What we found out from our studies is many of our women in villages are told by their elders that now that you have finished raising your family, you better get rid of your uterus now because sometime in future if it gives you trouble and by that time you will be aged and there would be other diseases so better you remove it early. That is the kind of teaching they are giving to their women, which is wrong. So, for this, women need to speak up, raise the noise level; they should know what their rights are.
What’s the most difficult personnel decision you have made so far in your career?

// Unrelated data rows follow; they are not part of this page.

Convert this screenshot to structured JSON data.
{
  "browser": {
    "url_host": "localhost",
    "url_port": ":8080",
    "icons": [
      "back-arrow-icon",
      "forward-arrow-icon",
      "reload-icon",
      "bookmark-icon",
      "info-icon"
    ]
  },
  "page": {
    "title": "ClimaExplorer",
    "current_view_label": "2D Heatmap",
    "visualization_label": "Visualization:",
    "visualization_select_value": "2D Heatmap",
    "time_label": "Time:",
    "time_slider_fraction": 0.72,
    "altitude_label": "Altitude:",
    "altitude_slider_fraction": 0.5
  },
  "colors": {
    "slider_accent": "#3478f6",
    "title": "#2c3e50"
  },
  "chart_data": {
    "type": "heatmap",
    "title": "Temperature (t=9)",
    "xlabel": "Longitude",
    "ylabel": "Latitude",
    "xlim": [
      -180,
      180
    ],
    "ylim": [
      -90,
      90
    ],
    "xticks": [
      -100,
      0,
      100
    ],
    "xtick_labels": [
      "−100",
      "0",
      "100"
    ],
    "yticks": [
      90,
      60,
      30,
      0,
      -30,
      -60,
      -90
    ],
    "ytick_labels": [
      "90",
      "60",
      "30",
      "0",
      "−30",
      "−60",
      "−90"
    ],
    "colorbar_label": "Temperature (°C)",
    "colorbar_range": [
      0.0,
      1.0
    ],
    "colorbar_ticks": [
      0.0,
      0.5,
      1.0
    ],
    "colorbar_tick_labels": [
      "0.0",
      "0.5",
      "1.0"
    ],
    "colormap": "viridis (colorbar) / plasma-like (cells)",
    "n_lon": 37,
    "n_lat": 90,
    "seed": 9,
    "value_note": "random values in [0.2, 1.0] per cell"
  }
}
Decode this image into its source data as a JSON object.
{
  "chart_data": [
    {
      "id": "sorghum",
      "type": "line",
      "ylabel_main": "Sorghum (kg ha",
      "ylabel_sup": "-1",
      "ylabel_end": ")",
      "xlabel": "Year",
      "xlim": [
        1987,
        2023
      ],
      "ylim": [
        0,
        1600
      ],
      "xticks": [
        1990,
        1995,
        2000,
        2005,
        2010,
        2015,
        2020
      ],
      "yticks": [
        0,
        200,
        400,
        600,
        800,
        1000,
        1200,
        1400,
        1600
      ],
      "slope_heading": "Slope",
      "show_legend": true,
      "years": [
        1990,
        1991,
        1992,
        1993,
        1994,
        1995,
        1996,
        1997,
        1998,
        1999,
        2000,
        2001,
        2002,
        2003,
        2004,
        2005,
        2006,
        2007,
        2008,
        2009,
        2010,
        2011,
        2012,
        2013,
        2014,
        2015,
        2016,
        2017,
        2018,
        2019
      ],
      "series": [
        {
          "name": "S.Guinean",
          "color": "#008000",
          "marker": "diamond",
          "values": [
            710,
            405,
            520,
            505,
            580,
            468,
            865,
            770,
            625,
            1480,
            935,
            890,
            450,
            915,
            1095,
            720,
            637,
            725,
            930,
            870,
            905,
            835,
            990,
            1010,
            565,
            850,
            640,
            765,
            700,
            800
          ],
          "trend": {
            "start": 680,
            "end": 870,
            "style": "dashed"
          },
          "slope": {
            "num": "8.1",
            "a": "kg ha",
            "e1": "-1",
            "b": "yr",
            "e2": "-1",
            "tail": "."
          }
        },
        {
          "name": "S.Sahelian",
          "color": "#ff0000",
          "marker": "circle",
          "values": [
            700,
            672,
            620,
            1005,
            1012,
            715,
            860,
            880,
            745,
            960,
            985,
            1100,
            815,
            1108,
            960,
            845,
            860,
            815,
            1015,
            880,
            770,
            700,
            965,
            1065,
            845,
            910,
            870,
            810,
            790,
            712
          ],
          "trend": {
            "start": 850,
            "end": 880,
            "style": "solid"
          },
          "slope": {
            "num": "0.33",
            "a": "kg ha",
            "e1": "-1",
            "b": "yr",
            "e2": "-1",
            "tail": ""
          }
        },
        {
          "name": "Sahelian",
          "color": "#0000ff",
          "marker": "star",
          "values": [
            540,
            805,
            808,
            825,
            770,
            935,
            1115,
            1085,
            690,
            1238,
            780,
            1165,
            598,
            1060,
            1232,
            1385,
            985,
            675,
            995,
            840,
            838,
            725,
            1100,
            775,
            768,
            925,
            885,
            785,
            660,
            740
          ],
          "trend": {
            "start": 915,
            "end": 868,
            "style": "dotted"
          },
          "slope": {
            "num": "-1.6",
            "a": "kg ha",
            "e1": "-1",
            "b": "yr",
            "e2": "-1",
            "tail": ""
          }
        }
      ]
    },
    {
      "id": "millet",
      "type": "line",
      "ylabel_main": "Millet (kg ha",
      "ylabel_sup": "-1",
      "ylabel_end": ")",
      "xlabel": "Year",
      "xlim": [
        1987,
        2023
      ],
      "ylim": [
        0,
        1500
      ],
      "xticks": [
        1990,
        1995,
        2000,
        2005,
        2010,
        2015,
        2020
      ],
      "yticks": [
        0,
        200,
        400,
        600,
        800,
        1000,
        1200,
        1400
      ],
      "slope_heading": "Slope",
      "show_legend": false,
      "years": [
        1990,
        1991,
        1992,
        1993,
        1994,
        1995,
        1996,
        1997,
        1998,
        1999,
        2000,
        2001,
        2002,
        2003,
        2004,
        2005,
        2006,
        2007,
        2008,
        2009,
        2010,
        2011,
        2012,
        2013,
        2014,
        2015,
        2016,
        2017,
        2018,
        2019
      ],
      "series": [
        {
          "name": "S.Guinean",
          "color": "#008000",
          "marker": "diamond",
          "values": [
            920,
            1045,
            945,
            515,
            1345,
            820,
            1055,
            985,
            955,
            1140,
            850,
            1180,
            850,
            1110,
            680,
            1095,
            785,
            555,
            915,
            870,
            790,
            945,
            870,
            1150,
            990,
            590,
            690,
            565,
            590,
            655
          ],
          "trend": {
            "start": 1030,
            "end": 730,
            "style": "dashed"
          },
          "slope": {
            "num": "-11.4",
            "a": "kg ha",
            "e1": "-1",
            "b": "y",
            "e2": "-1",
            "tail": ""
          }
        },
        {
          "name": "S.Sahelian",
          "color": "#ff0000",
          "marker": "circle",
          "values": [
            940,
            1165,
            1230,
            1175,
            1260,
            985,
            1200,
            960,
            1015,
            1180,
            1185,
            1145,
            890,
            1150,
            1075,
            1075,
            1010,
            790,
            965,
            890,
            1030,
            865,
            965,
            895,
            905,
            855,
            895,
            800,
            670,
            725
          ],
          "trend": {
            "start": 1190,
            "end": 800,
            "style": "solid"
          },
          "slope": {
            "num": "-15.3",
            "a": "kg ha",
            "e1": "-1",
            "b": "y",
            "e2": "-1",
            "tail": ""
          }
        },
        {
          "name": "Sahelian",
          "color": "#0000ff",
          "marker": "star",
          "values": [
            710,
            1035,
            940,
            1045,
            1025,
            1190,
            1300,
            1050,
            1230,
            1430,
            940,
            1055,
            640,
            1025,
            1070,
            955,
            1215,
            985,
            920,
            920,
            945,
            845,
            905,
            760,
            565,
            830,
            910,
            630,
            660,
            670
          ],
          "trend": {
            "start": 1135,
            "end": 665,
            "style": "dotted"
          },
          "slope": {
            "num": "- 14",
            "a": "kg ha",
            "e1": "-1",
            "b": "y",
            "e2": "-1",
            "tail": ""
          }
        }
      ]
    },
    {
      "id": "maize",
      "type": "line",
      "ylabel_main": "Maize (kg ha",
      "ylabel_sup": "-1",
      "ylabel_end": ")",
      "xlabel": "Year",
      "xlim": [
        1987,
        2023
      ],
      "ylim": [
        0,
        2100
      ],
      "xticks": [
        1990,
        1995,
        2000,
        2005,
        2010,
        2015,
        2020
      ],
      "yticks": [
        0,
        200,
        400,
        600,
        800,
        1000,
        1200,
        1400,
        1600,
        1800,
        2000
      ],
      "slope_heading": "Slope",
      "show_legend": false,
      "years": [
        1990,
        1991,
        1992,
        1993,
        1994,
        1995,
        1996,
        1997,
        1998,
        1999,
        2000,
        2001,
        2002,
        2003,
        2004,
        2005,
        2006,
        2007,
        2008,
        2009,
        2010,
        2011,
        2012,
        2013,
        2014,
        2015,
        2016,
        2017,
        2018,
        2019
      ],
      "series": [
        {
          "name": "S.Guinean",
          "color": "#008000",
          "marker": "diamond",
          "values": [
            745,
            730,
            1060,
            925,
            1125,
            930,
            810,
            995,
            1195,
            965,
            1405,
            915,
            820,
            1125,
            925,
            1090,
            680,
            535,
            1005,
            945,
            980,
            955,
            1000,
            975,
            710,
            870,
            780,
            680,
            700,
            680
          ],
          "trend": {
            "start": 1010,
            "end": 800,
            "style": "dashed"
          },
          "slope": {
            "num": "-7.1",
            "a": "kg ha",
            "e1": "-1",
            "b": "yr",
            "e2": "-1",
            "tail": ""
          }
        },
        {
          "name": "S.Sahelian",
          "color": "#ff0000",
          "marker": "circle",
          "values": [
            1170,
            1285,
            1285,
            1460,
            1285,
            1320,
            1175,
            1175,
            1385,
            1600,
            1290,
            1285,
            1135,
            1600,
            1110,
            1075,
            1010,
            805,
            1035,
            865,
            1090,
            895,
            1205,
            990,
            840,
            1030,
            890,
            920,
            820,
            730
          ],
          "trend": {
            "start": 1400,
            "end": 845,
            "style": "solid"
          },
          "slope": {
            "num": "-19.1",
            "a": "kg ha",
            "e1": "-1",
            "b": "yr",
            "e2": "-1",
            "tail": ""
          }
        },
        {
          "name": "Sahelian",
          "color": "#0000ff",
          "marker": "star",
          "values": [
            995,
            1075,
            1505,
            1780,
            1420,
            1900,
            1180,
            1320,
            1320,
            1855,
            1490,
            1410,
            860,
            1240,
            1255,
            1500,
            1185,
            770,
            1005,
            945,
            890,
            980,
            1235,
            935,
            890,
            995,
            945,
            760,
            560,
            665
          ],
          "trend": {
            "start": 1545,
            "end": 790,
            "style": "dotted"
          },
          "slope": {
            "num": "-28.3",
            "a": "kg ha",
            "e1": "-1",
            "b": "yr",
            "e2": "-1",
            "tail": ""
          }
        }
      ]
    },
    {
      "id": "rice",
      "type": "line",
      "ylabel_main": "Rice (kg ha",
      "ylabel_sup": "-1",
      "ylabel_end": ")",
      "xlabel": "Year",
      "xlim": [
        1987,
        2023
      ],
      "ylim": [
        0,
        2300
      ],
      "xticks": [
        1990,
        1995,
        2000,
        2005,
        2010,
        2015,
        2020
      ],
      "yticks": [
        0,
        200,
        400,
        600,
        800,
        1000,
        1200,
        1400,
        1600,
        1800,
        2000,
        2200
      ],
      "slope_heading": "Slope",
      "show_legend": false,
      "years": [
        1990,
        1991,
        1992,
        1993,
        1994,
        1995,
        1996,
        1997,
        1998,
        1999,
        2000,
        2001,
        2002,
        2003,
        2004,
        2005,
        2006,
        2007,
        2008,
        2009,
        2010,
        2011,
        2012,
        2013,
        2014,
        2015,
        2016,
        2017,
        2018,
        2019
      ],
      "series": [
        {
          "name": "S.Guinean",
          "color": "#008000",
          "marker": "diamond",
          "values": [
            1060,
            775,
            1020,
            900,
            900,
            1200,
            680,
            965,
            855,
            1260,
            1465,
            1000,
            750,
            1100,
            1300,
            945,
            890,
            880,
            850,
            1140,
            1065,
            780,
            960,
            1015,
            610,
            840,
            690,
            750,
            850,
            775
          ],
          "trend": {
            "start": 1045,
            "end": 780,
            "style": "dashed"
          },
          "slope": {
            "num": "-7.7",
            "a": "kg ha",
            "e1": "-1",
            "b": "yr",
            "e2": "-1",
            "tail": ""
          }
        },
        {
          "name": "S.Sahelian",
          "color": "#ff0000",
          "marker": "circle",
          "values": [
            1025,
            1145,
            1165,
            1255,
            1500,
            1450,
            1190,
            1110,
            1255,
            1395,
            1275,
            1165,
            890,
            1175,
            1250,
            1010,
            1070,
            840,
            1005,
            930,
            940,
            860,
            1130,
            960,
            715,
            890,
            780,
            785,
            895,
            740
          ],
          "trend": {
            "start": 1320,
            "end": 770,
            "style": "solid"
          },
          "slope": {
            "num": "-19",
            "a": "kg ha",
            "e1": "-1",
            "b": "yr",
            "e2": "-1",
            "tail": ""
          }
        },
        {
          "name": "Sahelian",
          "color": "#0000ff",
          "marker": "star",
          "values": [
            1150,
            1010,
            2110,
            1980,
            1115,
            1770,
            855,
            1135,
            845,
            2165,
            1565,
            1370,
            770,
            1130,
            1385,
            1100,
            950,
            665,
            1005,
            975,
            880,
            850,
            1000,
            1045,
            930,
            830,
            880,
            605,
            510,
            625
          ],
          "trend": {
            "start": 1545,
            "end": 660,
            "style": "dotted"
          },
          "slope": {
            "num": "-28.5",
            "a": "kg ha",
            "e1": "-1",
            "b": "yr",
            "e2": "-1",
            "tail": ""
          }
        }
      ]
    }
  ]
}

The most difficult decision would be the decision to take up the post of FOGSI president. It was a very difficult decision because it is a post which needs special attention and everybody’s expectation is sky-high. There are lots of challenges but I think there is lots of hope in the country and in our society that we have to make India the world’s No. 1 destination for women’s healthcare. We need to facilitate so many things between the practitioners and the government, the practitioners and the police, NGOs, so that is the link and networking we have to do. So, that’s a challenge.
What’s your message to the budding obstetricians and gynaecologists?
Don’t think that what you do doesn’t matter because every bit counts. Each one has to do their bit for the country. Since we have progressed a lot, in the next ten years India will be the face of development in all other sectors. If we want to showcase better healthcare, we need to integrate our ethics and skills, care and compassion which we presume was natural in generation previous to us, but the younger ones have to be specially coached into it; we have to pay attention on that as well.